I've tried FeedAPI, too complex to get a simple job done. I used the Aggregator from the core which is almost perfect, the thing is, it doesn't make nodes. Then I discovered SimpleFeed and it was just right. Nodes, Taxonomy and simple!
Just one strange problem, I get lots and lots of duplicates. I import a couple of feeds of stuff I publish elsewhere. But whether it be twitter,com or soup.io or flickr.com all sources produce duplicate entries in the end.
I've looked at the sources and stored several versions of the feeds, but the items are the same. Not even whitespace is different, yet the duplicates keep coming.
Cron is set to 15 minutes, I use lynx to fetch the cron.php
There are 4 sources I usse, they are all processed before the next cron runs.
All my feeds imported:
http://drupal.xiffy.nl/tumble (this starts with my last.fm, the only one not having dupicates (yet?)).
My flickr feed, which has dulicates:
http://drupal.xiffy.nl/tumble/flickr
or twitter
http://drupal.xiffy.nl/tumble/twitter [these url's won't last, this is my test and building setup]
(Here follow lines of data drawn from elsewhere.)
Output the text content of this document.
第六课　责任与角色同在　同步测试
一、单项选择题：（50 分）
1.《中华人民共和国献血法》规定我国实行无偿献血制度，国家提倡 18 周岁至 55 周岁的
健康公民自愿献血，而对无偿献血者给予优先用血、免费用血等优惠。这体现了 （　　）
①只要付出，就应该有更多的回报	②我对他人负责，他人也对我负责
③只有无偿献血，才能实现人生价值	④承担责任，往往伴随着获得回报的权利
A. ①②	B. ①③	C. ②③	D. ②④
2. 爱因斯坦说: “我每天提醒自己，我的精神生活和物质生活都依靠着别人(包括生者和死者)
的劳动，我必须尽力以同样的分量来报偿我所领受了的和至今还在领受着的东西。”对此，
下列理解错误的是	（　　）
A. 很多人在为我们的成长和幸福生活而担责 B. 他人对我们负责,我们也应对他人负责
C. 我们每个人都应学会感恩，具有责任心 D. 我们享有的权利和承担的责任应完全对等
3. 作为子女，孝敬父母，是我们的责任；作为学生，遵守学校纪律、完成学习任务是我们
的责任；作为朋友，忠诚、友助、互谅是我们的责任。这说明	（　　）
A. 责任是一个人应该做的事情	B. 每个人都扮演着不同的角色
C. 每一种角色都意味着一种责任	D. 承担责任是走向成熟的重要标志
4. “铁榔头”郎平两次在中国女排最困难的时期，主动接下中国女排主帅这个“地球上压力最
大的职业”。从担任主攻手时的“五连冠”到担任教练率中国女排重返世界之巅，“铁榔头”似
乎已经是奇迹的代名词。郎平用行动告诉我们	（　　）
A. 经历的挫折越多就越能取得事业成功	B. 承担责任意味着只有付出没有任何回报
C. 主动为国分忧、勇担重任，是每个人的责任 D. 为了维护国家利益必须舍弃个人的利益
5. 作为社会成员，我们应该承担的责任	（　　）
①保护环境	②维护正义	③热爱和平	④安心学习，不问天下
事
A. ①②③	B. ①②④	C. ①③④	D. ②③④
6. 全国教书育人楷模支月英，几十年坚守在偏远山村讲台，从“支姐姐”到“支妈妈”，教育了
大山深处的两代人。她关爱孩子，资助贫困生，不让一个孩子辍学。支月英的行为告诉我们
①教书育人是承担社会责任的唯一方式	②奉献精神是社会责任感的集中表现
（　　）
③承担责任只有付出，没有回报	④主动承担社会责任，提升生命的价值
SimplePie version used 1.1.1 of 15 march 2008
any sugestion where to look for additional loggin would be appreciated, i know my PHP, it should be somewhere inside simplefeed_item_feed_parse where iid get's set to the md5 of the body and title. I'll do some debugging later on and keep you guys posted, but I would like to share this problem with you as well.

Comments

xiffy’s picture

Status: Active » Closed (duplicate)

Sorry, did not look at the bug reports close enough
this is a duplicate of #240697: Duplicate Items good things are being said on that thread, in my db the iid field is empty so every check of a feed will produce duplicates. Will try the patches now.

mbx’s picture

Heh... had to laugh at the status your bug report ended up being assigned! ;o)>